The books discussed, some of which are "protagonist[s] of high adventure" (2), are often linked with the authors' family stories, childhood memories, and scholarly research. Take, for example, the chapter entitled "Louisa May Alcott and a Harlem News Stand." In it, Stern, who is renowned as an Alcott scholar, recounts the story of her first copy of Little Women. The copy, "an unimportant Little, Brown reprint" (159), was given to Stern when she was eight years old, a gift from an English teacher who frequented the newsstand where Stern worked collecting pennies for papers. Readers of Rostenberg's and Stern's many books may recall the story of Stern's discovery of Alcott's pseudonymously written "sensation stories with . . . themes of violence, revenge, and sexual power struggles" (160). Alcott's writing experience served, of course, as the basis of "Jo March's other life—her double literary life—the life she led in secret as prolific producer of clandestine sensation stories" (158). The "recovery of the secret and unacknowledged Alcott narratives," Stern tells us, "probably had their beginning the day, so many decades ago, when a little girl stood at a news stand in Harlem and sold papers to an English Teacher who carried a copy of Little Women under her arm" (161).

The history of another book, a specially bound copy of La Historia della Citta di Parma, published in 1591, includes a time in the possession of Leona Rostenberg's one-time employer, the "extremely knowledgeable and extremely irascible . . . rare book dealer Herbert Reichner," to whom Rostenberg served as "speechless secretary" (50). Years later, when Rostenberg and Stern acquired the book themselves, they traced its path to Reichner's collection, then to their own: [End Page 400] "The treasure bound for George Carew, bequeathed to a Stafford, passed on to Archbishop Laud, acquired by the Third Earl of Sunderland, moved to the Marlborough estate at Blenheim, gazed at perhaps by baby Winston Churchill, placed under the hammer, purchased and sold by Bernard Quaritch, given a transitory term with the Warrens of New York, surviving the shoe blacking of Herbert Reichner, placed again under the hammer, and settling finally with Leona Rostenberg" (53).

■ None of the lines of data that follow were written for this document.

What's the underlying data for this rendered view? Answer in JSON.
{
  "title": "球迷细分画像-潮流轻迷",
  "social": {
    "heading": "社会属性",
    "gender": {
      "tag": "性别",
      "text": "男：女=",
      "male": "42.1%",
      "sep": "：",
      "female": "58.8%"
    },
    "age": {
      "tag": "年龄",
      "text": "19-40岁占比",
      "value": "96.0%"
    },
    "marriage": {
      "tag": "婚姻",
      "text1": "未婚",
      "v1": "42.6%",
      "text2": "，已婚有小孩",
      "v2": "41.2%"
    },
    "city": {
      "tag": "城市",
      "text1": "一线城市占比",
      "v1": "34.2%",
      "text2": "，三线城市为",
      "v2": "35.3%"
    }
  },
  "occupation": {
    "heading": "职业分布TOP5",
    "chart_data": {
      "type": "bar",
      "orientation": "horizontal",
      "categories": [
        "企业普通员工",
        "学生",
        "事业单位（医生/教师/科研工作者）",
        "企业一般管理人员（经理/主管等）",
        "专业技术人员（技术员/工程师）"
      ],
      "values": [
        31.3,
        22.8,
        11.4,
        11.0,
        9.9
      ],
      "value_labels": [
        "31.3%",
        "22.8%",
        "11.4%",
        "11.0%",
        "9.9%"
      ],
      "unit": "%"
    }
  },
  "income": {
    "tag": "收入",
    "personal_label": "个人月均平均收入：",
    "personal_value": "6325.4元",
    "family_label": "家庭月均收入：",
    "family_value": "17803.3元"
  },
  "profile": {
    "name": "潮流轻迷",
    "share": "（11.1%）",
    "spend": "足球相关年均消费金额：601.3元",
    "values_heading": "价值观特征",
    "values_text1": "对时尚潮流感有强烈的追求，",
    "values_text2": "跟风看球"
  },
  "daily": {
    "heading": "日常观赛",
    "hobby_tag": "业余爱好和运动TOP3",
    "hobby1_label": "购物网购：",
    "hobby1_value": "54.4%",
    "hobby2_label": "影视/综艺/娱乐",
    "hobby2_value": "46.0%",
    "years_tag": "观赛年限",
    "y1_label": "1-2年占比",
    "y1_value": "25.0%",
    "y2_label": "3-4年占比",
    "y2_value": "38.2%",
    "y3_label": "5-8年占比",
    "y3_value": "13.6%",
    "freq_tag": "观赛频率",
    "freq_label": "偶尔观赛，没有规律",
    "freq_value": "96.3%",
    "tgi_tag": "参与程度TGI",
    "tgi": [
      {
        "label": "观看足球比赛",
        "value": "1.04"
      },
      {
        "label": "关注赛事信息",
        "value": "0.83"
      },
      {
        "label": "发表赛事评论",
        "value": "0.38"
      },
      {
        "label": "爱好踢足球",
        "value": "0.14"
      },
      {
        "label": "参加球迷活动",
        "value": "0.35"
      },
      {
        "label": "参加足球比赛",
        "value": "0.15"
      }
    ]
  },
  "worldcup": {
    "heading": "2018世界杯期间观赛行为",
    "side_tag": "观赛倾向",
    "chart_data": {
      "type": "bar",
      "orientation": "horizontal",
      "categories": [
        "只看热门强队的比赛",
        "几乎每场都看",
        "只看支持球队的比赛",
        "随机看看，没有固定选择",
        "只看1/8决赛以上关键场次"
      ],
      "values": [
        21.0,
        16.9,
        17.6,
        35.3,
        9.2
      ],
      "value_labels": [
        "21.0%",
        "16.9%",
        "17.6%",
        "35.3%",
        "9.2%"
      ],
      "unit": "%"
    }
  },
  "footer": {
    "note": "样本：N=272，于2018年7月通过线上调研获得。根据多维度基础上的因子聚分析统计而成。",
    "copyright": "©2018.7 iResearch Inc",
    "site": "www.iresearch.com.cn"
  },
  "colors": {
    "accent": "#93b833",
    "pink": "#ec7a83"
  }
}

Whether recounting the discovery of possible Shakespeare sources, a forged volume of Shelley's sonnets, or the unearthing of a rare edition of Descartes's Passions of the Soul bound together with a forgettable volume, the authors retell their "expectant looking and grateful finding—the thrill of search and seize—not to mention the pleasure of directing books to their compatible destinations" (74). Throughout Books Have Their Fates, the authors return to the question, "by what long and circuitous route . . . had this enticing book become ours?" (51), and in response to this question, they have told the stories of many remarkable books. In addition, they have written an appealing memoir of scholarship, bibliographic detective work, and the book trade.